The Obama administration asked Boghosian to continue. Among other things, she did an official portrait of Michelle Obama, and she was once invited to lunch with her. Boghosian said, “It was great to watch the transition up close and get to know the first lady and president.” However, she felt that her schedule was too tiring considering her family obligations and decided to work part-time as a private photographer. Boghosian has a wide base of clients now and does portraits for law firms and even photographs the occasional wedding. However, she also still works with some of her old contacts, including the Bush family through the Bush Institute and various Washington organizations. She recently worked with the Corporation for Public Broadcasting at a launch of a documentary about oppressed women and with the Meridian International Center in Washington.

Boghosian has had the occasional encounter with Armenians while on the job. One important occasion was a delegation of Armenians coming to thank Reagan for America’s help during the earthquake. Valdez, knowing Boghosian was Armenian, asked her to photograph the event. Reagan was not available, thus President- elect George H. W. Bush took his place.
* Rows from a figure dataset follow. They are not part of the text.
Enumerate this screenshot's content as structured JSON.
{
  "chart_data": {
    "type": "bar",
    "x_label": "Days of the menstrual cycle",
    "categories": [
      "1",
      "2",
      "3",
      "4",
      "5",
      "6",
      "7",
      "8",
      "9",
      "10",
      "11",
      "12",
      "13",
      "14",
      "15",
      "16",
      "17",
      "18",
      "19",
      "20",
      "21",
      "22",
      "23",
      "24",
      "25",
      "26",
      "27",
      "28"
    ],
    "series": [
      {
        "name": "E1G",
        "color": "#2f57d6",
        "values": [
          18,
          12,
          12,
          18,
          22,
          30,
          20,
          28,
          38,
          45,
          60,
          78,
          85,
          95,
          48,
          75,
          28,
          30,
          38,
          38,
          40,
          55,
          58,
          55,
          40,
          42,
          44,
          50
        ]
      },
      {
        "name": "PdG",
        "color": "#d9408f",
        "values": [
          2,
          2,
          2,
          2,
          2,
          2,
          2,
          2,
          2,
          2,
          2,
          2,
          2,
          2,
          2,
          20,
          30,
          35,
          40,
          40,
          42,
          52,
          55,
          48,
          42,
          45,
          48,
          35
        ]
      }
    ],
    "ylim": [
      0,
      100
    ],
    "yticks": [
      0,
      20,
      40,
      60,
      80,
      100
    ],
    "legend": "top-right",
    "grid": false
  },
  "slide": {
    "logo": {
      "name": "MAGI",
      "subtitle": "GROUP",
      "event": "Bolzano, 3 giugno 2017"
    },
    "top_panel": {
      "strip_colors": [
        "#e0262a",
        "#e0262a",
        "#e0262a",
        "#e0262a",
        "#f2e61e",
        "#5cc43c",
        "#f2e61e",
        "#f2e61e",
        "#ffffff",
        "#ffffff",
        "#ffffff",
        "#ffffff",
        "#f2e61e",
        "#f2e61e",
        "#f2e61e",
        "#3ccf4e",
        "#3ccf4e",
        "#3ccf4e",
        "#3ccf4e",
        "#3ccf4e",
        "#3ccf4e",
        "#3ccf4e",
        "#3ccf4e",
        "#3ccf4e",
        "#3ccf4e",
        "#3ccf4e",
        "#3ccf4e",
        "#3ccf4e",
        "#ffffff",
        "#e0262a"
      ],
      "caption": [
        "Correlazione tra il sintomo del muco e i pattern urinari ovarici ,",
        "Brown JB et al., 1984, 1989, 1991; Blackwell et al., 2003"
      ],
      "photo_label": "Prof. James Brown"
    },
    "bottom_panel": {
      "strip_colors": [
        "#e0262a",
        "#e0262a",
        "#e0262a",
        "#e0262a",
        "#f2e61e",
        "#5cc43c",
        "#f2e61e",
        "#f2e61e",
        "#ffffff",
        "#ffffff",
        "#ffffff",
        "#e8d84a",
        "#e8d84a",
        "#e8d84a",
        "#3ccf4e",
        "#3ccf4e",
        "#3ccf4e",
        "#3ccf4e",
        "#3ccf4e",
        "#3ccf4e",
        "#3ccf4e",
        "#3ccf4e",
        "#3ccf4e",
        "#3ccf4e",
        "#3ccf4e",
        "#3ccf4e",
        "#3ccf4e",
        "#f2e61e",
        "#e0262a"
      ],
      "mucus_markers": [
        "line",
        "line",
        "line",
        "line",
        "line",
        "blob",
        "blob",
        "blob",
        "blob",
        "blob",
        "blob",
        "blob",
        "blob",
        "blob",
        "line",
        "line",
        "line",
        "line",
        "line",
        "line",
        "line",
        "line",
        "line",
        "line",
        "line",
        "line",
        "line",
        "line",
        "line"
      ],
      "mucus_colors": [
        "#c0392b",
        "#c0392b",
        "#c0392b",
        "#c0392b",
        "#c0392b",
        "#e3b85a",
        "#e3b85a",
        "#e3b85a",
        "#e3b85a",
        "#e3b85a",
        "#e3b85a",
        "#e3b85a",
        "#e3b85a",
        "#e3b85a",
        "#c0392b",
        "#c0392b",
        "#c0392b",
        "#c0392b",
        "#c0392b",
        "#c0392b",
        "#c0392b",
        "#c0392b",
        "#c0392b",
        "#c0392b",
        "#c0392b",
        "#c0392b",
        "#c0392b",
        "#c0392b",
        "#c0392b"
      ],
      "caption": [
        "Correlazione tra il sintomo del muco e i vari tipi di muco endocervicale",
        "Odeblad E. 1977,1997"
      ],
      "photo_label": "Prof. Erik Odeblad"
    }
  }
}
Prior to the meeting Boghosian mentioned that it was Armenian Christmas and Bush asked her for an appropriate Armenian greeting. When Boghosian said, “Shnorhavor Dznunt,” he asked for something easier to say, and she substituted, “Parev,” which the president used. Boghosian also photographed Frederic (Frid) Sogoyan, who presented Bush in 1990 with a replica of the bronze sculpture “Armenian Earthquake” expressing Armenian gratitude for aid (the original is located on the north lawn of the American Red Cross National Headquarters). She had to escort him in from the White House gate as he only spoke Armenian.

Boghosian’s dream is to prepare a book from her father’s photographs of Armenians around the world. He used to do a slide show with some of those photographs, and Boghosian has permission from the Washington Post to choose from 10,000 photographs.

She thinks that it is important to document the Armenians in Washington photographically. She said, “A lot of the older ones who built our Armenian community are passing on. I think it is important to have this photographed. I do occasionally take pictures at events in our church of various individuals, and keep them on file.”

Boghosian said she feels that she has grown more mature as a photographer, and this makes it easier to get shots in situations where time is critical. She said, “Now I feel that there is so much more time, whereas before a minute would seem too short.”

She concluded, “I just want it to be known that I felt very fortunate to have witnessed the history I did from 1988 to the present. I started photographing these events of a movement for women, and also just for the younger generation. I feel fortunate to be invited into an event or the White House and document it.”